I think we had a great morning and got some important work done together. I'm very grateful for the time.
We started with our Core Values Project. We're aiming to discover (not invent!) the few, pithy, apt phrases that capture the heart of Trinity. They have to be connected to the mission, but not simply a repeat of the mission. We've been working on a draft over the summer, but today I asked the faculty to come with a "That's Trinity" story. They all brought their laptops or iPads and we used Google Drive Forms to allow them each to type in a brief story that captured something of the heart of Trinity.
Stories are powerful and they capture and reveal really important things. I haven't had a chance to read them all, but what I have read is powerful. I look foward to mining these and to sharing them, as appropriate.
Then we divided up. Math, science, foreign language, fine arts, and PE departments met separately to work on their year-long projects of curriculum alignment.
And the TK-5 teachers along with all 6-8 teachers of LA, history, and Bible met to discuss writing. We returned to the 6+1 Traits curriculum that we have been using now for several years, reviewed the basics, and then heard from three sets of teachers who shared success stories in writing.
Serena Whisenhunt shared how she and Spencer Dicks have collaborated on a project in 8th grade. And she told moving and compelling stories of what the kids have come to call the "Stalking Project."
The sixth grade team shared about their Two Old Men project. A wonderful example of integration across the disciplines, even including the art teacher.

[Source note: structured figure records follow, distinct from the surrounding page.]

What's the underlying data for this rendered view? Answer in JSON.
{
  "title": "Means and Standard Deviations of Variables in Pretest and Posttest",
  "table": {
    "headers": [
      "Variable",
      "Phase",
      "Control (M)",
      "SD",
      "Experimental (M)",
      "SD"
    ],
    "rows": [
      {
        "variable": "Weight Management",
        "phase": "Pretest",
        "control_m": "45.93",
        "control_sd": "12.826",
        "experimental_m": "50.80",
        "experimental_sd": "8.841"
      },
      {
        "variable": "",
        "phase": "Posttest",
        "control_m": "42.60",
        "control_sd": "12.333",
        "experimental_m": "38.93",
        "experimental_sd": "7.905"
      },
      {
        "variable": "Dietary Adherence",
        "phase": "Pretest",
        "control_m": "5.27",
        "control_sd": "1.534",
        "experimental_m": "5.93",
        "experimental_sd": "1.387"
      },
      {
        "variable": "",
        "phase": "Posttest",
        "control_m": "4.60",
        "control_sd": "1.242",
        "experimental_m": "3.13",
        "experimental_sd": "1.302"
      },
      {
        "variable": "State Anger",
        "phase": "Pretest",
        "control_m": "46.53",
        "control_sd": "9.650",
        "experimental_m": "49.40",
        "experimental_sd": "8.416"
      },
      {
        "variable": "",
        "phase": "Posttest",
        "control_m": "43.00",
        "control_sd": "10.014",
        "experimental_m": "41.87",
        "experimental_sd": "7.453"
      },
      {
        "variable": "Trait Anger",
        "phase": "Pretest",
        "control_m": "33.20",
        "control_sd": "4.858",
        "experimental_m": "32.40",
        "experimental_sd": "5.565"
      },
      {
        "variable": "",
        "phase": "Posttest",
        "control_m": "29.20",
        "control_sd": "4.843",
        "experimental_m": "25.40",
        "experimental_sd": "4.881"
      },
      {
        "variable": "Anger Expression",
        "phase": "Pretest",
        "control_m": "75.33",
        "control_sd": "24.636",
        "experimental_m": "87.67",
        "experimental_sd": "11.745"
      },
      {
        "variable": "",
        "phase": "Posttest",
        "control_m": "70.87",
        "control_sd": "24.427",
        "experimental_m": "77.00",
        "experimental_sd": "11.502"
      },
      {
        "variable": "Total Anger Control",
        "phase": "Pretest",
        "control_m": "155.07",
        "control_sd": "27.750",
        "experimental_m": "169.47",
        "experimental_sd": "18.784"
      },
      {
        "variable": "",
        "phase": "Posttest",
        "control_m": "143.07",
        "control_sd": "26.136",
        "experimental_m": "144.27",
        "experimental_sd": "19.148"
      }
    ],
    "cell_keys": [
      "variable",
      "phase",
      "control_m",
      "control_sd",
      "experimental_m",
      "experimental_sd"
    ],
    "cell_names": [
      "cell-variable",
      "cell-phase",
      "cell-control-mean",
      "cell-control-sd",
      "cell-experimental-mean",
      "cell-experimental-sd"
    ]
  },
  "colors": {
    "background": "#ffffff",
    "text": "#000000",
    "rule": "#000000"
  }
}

Mrs. Lemke (who organized this session) shared some exciting work that the second grade had done using simple graphic organizers.
And Rita Davis and John Morganti shared what they are doing with Wordly Wise stories. I already had a sense of the importance of this work because earlier this week four fourth graders had knocked on my door and appeared with their stories in hand. They sat on my couch and read them to me, start to finish. They were very proud of their work, as they should be.